By: Steve Yahns, MS, CSCS, NASM-PESAssistant Director of Performance, Lead Methodology EducatorSpectrum Sports PerformanceAfter spending the past few weeks breaking down drills and tests that the NFL combine demands out of athletes, guys still must face the fact that their bodies are up on display for the world to see. Not only are these athletes going to be asked a plethora of questions about everything they’ve been through and everything they know, but their physicality will be heavily scrunitzed. Scouts will debate if a certain guy is big enough or lean enough or if he “looks the part.”
Part of the eye test is if you look the part in your underwear. It may sound funny, but combine prospects will be put in front of hundreds of people in nothing but their underwear, and scouts are looking to see how much they “look the part.” This really has to do with a healthy body composition. Body composition can refer to height, weight, circumference measurements and body fat percentage. Body fat percentage refers to the amount of lean muscle against the amount of body fat. This is calculated in percentages of total weight and how many pounds of lean body mass (muscle, bones, tissue, etc) and how many pounds of body fat a guy has on him. Healthy ranges will depend on the position. As a running back, receiver, or defensive back fat should be much lower than a lineman, but regardless the body fat percentage number is an important one. All positions should focus on increasing their lean body mass and reducing body fat percentage throughout training. Scouts may want “bigger” guys for positions, such as offensive and defensive linemen, linebackers, and tight ends, but they don’t want guys with a relatively high body fat percentage. Increasing lean mass through strength workouts is important, as is burning calories through conditioning. Some positions and guys may require more or less conditioning than others. However, it really depends on the individual.
Regardless, nutrition plays a very important role in body composition and most importantly, body fat percentage.

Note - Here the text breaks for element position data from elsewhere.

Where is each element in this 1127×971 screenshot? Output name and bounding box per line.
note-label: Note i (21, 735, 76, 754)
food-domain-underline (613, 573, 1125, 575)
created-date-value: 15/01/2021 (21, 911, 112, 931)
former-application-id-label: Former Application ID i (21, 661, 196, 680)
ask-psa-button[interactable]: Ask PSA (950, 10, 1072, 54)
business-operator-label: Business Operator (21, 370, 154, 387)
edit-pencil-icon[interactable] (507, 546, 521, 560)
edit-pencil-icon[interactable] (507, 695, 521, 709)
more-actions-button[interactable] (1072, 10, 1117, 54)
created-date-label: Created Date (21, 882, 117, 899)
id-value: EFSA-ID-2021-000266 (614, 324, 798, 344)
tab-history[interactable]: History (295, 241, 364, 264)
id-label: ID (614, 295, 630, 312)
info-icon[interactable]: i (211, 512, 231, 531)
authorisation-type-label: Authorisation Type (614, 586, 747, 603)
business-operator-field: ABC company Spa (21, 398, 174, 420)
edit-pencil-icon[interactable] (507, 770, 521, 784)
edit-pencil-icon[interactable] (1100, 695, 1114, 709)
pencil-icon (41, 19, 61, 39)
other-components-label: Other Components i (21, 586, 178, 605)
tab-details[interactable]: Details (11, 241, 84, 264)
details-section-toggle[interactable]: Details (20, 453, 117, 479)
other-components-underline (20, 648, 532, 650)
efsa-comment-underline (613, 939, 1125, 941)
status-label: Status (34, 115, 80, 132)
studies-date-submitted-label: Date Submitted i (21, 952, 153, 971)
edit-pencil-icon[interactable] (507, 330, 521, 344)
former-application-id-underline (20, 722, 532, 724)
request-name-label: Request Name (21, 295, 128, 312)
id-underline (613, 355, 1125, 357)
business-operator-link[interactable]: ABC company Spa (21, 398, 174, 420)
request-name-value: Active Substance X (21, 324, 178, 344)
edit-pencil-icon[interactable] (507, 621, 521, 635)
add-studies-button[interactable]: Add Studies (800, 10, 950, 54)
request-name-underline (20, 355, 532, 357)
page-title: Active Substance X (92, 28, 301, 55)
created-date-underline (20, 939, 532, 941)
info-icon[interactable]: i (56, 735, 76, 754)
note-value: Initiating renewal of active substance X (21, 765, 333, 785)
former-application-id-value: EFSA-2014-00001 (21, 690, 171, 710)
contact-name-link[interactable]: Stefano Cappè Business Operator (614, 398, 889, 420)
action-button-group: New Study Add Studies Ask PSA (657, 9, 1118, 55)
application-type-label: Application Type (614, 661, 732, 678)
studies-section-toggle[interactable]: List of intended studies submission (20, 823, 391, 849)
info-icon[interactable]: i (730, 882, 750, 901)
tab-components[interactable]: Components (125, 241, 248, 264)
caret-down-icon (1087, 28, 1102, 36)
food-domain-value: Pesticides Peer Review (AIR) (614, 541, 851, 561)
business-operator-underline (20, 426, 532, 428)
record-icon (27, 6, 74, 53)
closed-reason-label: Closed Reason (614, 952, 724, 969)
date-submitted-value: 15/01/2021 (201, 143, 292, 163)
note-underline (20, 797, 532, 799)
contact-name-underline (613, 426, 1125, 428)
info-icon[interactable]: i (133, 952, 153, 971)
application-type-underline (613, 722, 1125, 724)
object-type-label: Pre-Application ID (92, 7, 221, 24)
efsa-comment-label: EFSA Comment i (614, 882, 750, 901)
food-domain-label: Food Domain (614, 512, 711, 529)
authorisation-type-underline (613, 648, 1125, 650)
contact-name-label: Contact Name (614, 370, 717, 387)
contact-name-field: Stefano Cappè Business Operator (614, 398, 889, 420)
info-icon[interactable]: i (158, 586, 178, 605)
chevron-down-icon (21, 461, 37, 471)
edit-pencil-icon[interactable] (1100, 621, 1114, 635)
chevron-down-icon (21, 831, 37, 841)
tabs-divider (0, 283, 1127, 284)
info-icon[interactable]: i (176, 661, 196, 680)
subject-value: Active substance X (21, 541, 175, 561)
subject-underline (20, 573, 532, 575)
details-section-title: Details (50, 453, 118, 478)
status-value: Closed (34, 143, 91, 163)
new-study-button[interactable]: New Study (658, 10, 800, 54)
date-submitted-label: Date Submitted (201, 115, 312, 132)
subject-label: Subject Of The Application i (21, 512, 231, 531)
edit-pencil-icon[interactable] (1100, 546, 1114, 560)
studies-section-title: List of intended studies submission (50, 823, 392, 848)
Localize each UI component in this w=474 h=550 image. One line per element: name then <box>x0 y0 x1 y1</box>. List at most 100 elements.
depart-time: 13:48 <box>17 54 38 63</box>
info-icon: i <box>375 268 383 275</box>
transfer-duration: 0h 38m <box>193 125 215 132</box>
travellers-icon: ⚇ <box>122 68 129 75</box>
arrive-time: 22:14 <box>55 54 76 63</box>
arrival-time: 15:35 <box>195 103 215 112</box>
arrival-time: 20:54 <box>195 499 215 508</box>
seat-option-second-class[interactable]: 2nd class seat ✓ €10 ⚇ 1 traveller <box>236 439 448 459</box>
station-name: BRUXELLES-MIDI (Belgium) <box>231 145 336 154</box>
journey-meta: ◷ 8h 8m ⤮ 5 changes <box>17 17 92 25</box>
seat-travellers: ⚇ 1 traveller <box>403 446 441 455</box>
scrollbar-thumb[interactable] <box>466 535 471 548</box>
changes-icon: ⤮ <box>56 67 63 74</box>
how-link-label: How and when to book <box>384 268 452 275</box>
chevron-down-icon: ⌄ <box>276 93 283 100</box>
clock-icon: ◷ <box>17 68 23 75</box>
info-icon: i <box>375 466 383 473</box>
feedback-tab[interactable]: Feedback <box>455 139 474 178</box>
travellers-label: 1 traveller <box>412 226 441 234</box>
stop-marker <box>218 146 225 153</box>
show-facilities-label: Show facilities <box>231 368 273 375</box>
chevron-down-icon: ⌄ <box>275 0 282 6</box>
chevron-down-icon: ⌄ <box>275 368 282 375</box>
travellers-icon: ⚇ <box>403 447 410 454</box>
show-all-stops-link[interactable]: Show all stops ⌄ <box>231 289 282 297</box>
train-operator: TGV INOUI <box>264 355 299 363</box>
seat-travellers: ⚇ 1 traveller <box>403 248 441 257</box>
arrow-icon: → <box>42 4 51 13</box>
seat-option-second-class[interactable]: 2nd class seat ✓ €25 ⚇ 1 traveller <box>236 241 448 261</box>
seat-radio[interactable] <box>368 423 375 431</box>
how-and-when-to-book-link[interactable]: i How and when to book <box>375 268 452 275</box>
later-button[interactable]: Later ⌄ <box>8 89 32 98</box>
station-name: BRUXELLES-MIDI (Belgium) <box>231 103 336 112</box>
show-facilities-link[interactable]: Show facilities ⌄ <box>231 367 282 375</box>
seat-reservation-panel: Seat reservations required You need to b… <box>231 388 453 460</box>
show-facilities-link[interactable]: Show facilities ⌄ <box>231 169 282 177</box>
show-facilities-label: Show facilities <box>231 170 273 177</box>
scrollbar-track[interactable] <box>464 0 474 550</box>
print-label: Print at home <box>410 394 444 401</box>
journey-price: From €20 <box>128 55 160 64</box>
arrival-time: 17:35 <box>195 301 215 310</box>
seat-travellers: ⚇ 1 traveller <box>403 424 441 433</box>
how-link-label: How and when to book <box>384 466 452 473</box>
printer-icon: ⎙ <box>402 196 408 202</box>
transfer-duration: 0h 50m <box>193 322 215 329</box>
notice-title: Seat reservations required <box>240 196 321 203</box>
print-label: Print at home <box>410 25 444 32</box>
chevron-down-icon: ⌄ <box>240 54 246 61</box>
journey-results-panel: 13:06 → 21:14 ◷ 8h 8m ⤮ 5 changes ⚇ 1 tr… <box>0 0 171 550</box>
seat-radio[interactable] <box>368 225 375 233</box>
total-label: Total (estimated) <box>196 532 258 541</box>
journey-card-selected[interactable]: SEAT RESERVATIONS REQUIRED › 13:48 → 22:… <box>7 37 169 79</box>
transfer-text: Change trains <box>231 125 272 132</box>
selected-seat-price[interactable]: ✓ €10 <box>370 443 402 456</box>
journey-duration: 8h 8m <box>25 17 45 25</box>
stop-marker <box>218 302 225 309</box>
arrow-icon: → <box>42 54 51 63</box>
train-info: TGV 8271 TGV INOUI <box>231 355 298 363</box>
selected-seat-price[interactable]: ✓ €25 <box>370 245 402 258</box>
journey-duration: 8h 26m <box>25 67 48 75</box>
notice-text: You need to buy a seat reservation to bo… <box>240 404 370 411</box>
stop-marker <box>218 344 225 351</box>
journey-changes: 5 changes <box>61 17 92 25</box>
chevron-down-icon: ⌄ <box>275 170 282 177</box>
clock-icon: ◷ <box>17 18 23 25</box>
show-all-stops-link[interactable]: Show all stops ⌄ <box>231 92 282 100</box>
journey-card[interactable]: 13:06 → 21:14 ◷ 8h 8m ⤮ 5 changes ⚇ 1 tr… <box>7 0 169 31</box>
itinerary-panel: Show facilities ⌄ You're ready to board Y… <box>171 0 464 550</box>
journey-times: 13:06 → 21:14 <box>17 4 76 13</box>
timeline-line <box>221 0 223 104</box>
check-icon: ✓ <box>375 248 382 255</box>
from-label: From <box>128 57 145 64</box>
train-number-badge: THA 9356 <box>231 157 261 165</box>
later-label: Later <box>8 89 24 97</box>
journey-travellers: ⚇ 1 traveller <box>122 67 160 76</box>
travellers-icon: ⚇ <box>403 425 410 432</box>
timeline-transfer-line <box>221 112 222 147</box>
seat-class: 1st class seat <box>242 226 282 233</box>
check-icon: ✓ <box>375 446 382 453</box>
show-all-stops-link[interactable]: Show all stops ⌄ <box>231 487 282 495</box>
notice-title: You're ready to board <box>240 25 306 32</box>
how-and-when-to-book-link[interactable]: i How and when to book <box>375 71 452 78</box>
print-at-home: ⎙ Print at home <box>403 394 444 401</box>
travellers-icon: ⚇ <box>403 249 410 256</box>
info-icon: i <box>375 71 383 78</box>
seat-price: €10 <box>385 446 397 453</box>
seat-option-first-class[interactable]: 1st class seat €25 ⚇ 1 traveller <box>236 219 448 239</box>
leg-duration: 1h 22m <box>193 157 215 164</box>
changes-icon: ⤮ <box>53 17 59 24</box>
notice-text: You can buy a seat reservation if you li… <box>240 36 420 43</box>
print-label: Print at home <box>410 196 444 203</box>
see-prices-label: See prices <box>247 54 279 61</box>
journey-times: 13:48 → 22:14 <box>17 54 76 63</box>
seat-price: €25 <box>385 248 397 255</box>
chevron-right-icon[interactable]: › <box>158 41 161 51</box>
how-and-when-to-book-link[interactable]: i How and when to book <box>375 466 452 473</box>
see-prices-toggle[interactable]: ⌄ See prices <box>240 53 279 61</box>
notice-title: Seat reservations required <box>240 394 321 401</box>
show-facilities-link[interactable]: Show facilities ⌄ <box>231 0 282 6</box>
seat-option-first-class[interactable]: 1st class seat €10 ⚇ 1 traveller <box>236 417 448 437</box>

Minimizing “unhealthy” foods, such as fast food and junk food, eating balanced meals (meals containing carbs, proteins and good fats) all throughout the day, drinking plenty of water, and taking proper sports nutritional supplements can all help reduce body fat percentage and make you look more like a NFL football player, one that is ready to enter the NFL and perform well. Not only will eating smarter help reduce body fat percentages, but it will also help give more energy on a daily basis. Most importantly, workouts can yield greater results from increased energy and focus.
While looking the part physically is very important, guys must realize the enormity of performing at the NFL combine, and be prepared to have every little thing you do analyzed over and over. Being confident and understanding of this event will go a long way to assure scouts that you are ready to handle not only the NFL combine, but performing and succeeding in the NFL. This isn’t college anymore; guys are not big fish in a small pond. Everyone at the combine is a really big and talented fish, and you need to stand out to succeed. That being said, you have every right to be there as they do. Now, go out dominate at the NFL combine and dominate in your NFL career!!